A single-stranded coordination copolymer is subject to copolymer structure visualization by ambient AFM and photoluminescence enhancement. Few artificial systems can be exfoliated into, and observed as, single wires with lengths of more than several micrometers, and no previous example features a copolymer structure; this is in contrast with biopolymers such as single-strand DNAs. Here, we create a set of one-dimensional coordination copolymers featuring bis(dipyrrinato)zinc complex motifs in the main chain. A series of random copolymers is synthesized from two types of bridging dipyrrin proligand and zinc acetate, with various molar ratios between the proligands.

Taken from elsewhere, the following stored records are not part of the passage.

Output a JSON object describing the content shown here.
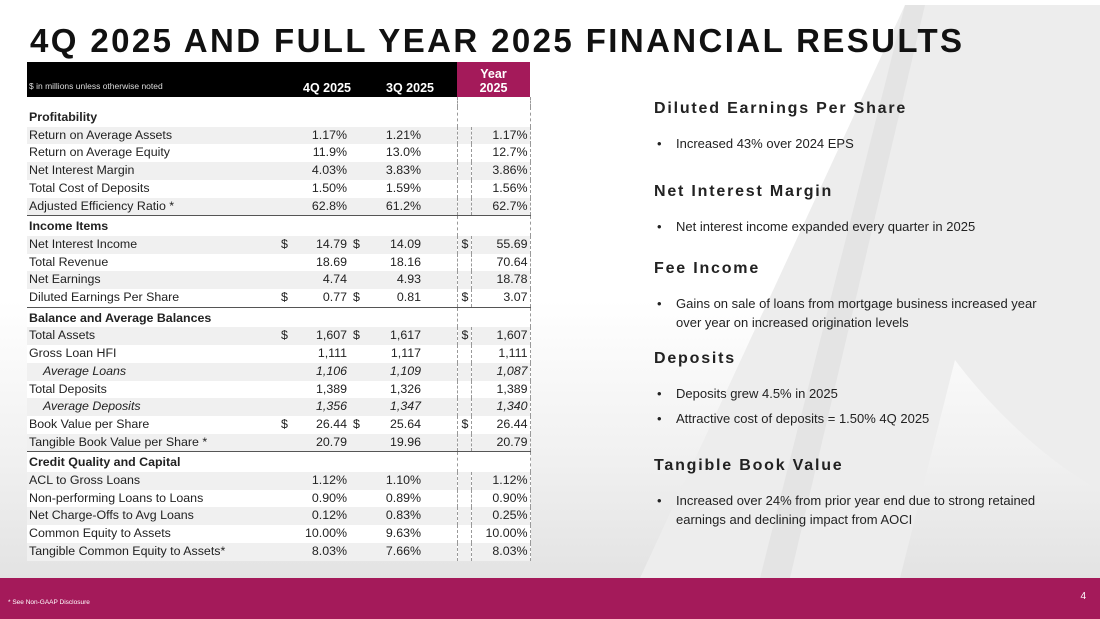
{
  "title": "4Q 2025 AND FULL YEAR 2025 FINANCIAL RESULTS",
  "table": {
    "note": "$ in millions unless otherwise noted",
    "col_q4": "4Q 2025",
    "col_q3": "3Q 2025",
    "col_year_1": "Year",
    "col_year_2": "2025",
    "sections": [
      {
        "title": "Profitability",
        "rows": [
          {
            "label": "Return on Average Assets",
            "q4": "1.17%",
            "q3": "1.21%",
            "year": "1.17%"
          },
          {
            "label": "Return on Average Equity",
            "q4": "11.9%",
            "q3": "13.0%",
            "year": "12.7%"
          },
          {
            "label": "Net Interest Margin",
            "q4": "4.03%",
            "q3": "3.83%",
            "year": "3.86%"
          },
          {
            "label": "Total Cost of Deposits",
            "q4": "1.50%",
            "q3": "1.59%",
            "year": "1.56%"
          },
          {
            "label": "Adjusted Efficiency Ratio *",
            "q4": "62.8%",
            "q3": "61.2%",
            "year": "62.7%"
          }
        ]
      },
      {
        "title": "Income Items",
        "rows": [
          {
            "label": "Net Interest Income",
            "cur": "$",
            "q4": "14.79",
            "q3": "14.09",
            "year": "55.69"
          },
          {
            "label": "Total Revenue",
            "q4": "18.69",
            "q3": "18.16",
            "year": "70.64"
          },
          {
            "label": "Net Earnings",
            "q4": "4.74",
            "q3": "4.93",
            "year": "18.78"
          },
          {
            "label": "Diluted Earnings Per Share",
            "cur": "$",
            "q4": "0.77",
            "q3": "0.81",
            "year": "3.07"
          }
        ]
      },
      {
        "title": "Balance and Average Balances",
        "rows": [
          {
            "label": "Total Assets",
            "cur": "$",
            "q4": "1,607",
            "q3": "1,617",
            "year": "1,607"
          },
          {
            "label": "Gross Loan HFI",
            "q4": "1,111",
            "q3": "1,117",
            "year": "1,111"
          },
          {
            "label": "Average Loans",
            "italic": true,
            "q4": "1,106",
            "q3": "1,109",
            "year": "1,087"
          },
          {
            "label": "Total Deposits",
            "q4": "1,389",
            "q3": "1,326",
            "year": "1,389"
          },
          {
            "label": "Average Deposits",
            "italic": true,
            "q4": "1,356",
            "q3": "1,347",
            "year": "1,340"
          },
          {
            "label": "Book Value per Share",
            "cur": "$",
            "q4": "26.44",
            "q3": "25.64",
            "year": "26.44"
          },
          {
            "label": "Tangible Book Value per Share *",
            "q4": "20.79",
            "q3": "19.96",
            "year": "20.79"
          }
        ]
      },
      {
        "title": "Credit Quality and Capital",
        "rows": [
          {
            "label": "ACL to Gross Loans",
            "q4": "1.12%",
            "q3": "1.10%",
            "year": "1.12%"
          },
          {
            "label": "Non-performing Loans to Loans",
            "q4": "0.90%",
            "q3": "0.89%",
            "year": "0.90%"
          },
          {
            "label": "Net Charge-Offs to Avg Loans",
            "q4": "0.12%",
            "q3": "0.83%",
            "year": "0.25%"
          },
          {
            "label": "Common Equity to Assets",
            "q4": "10.00%",
            "q3": "9.63%",
            "year": "10.00%"
          },
          {
            "label": "Tangible Common Equity to Assets*",
            "q4": "8.03%",
            "q3": "7.66%",
            "year": "8.03%"
          }
        ]
      }
    ]
  },
  "highlights": [
    {
      "heading": "Diluted Earnings Per Share",
      "bullets": [
        "Increased 43% over 2024 EPS"
      ]
    },
    {
      "heading": "Net Interest Margin",
      "bullets": [
        "Net interest income expanded every quarter in 2025"
      ]
    },
    {
      "heading": "Fee Income",
      "bullets": [
        "Gains on sale of loans from mortgage business increased year over year on increased origination levels"
      ]
    },
    {
      "heading": "Deposits",
      "bullets": [
        "Deposits grew 4.5% in 2025",
        "Attractive cost of deposits = 1.50% 4Q 2025"
      ]
    },
    {
      "heading": "Tangible Book Value",
      "bullets": [
        "Increased over 24% from prior year end due to strong retained earnings and declining impact from AOCI"
      ]
    }
  ],
  "footer": {
    "footnote": "*  See Non-GAAP Disclosure",
    "page_number": "4"
  },
  "colors": {
    "brand": "#a41a5a",
    "header_bg": "#000000",
    "shade": "#f0f0f0"
  }
}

Sonication of the bulk solid copolymer in organic solvent exfoliates single strands with lengths of 1.4 to 3.0 μm. Atomic force microscopy at ambient conditions visualizes the copolymer structure as height distributions. The copolymer structure improves its photoluminescence (up to 32%) relative to that of the corresponding homopolymers (3 and 10%). Numerical simulation based on a restricted random walk model reproduces the photoluminescence intensification, suggesting at the same time the existence of fast intrawire exciton hopping.